A scientist's life is full of surprises. Sometimes there are surprise assignments, sometimes there are surprise findings. Sometimes there are surprise parties! (Just kidding, scientists have no friends.) This time we have a surprise dessert! It looks like a cookie! It tastes like a brownie!
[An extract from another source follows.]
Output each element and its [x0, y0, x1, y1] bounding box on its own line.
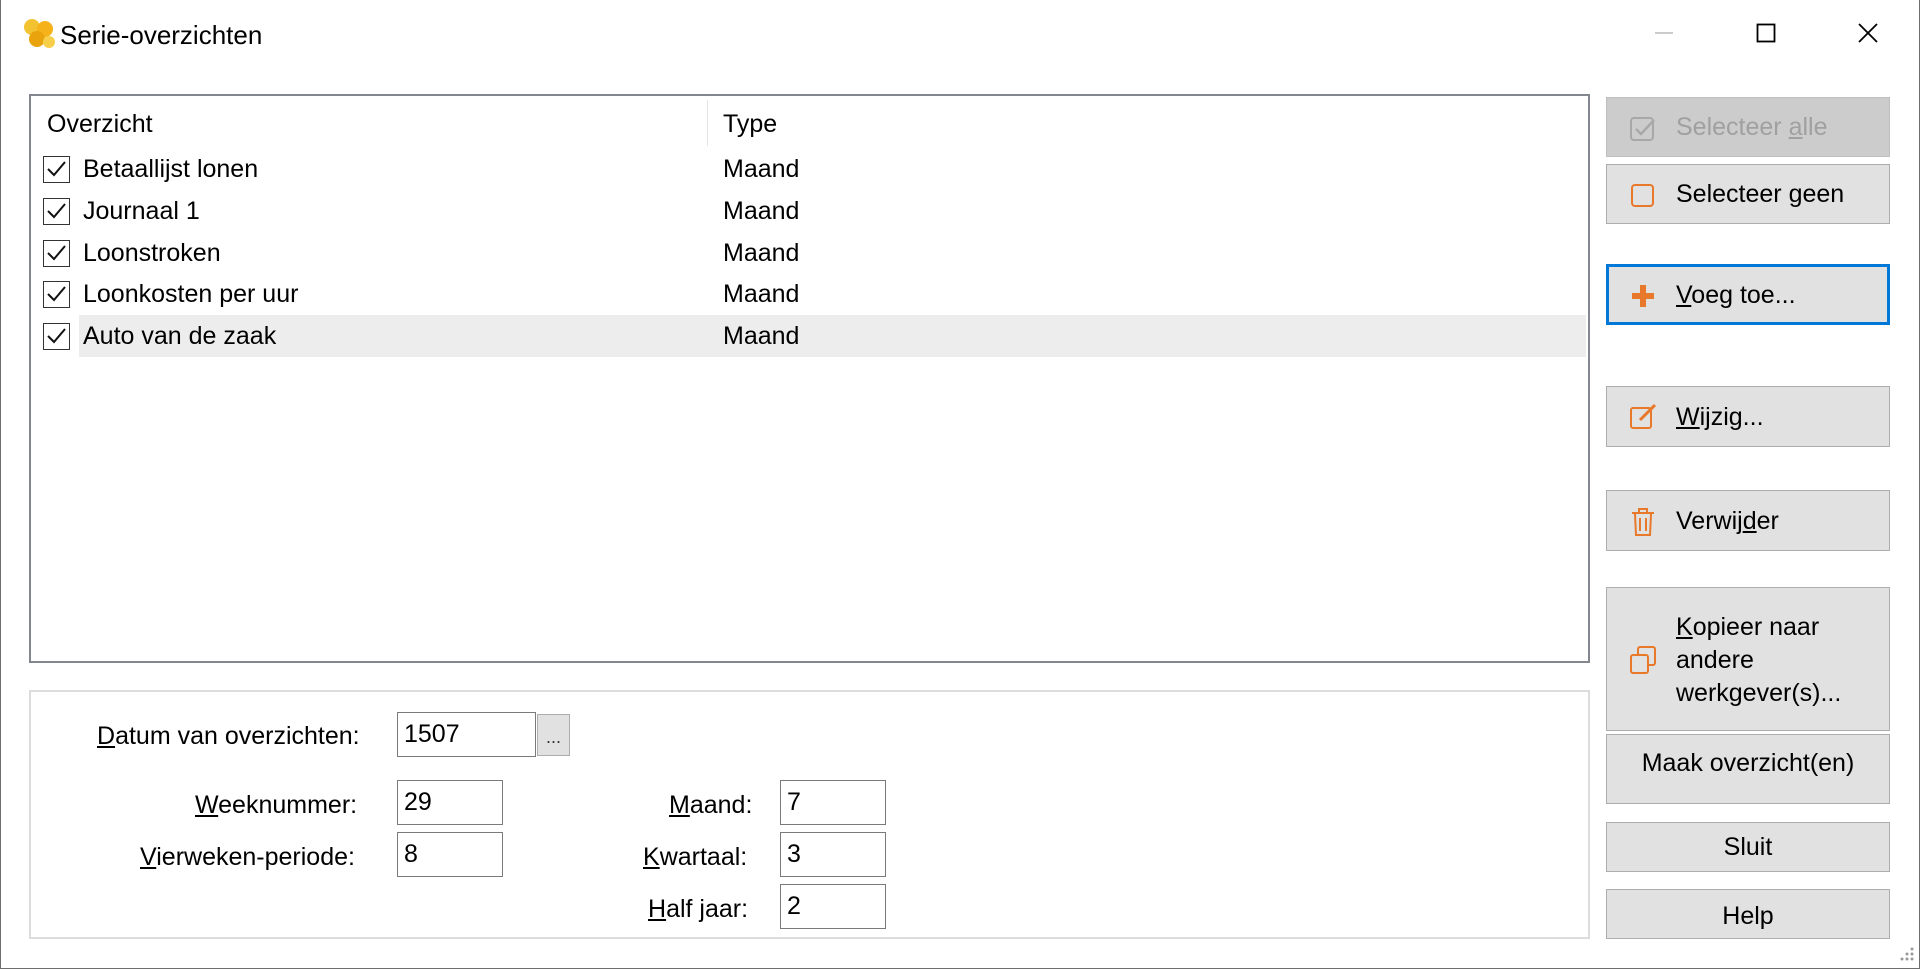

This is a rotated picture of cookies.
How did this happen? The plan was to make chocolate cookies. This scientist scoured the web for a recipe that looked good. The perfect recipe appeared to be a recipe for chocolate cookies with some hazelnut paste in between (hello Nutella, I love you!). This scientist decided to just make the cookies. Here is the lazily translated recipe, with blurry pictures and comments!!:


Ingredients
• 120 g dark chocolate
• 120 g butter
• 300 g sugar (only used 200, was sweet enough!)
• 3 eggs, beaten (oh, I guess I forgot to beat the eggs...)
• 120 g flour
• 1 ½ teaspoon baking powder
• 120 g cocoa powder (that also seemed a bit much, so I guesstimated it)
• 120 g milk chocolate, cut into bits (used some more dark chocolate, milk is for losers)
Filling
• 150 g hazelnut paste

What to do:
  • Preheat the oven to 170 º C. (You can do this later, the mixture has to be in the fridge for an hour, so it seems silly to preheat the oven now.) Melt the dark chocolate with the butter over boiling water, or au bain-marie, as the French call it. (Melted chocolate and butter is DELICIOUS!) Let it cool down. 
  • First add the sugar and the eggs. Then mix flour, baking powder and cocoa powder and stir.
  • Add the chocolate to milk. Let the dough about 1 hour tightly in the refrigerator. (Perfect, Google translate! This is what you're supposed to do: Add the milk chocolate chunks. Let the dough get firm in the fridge for an hour.)
The mixture in the fridge. The fridge is a blurry place.
  • Take a teaspoon (OH, a TEAspoon, that's why my cookies were giant...) of the dough and make it into a ball, put this on a baking sheet lined with some baking paper (probably some fancy names for this). Repeat with the remaining dough. Gently place the balls 5 cm apart and put them in the oven for 12-15 minutes.
Cookies in the oven.
  • Remove the cookies from the oven and let them cool. Spoon some hazelnut paste on one half of the cookie and place another cookie on top. Serve the cookies with coffee or vanilla ice cream. (I didn't do any of this, besides taking them out of the oven. They went in my face right away, plain and simple.)
Cookies out of the oven.
They ended up pretty tasty. But they are soft on the inside, so they aren't really cookies. That is what this scientist concludes.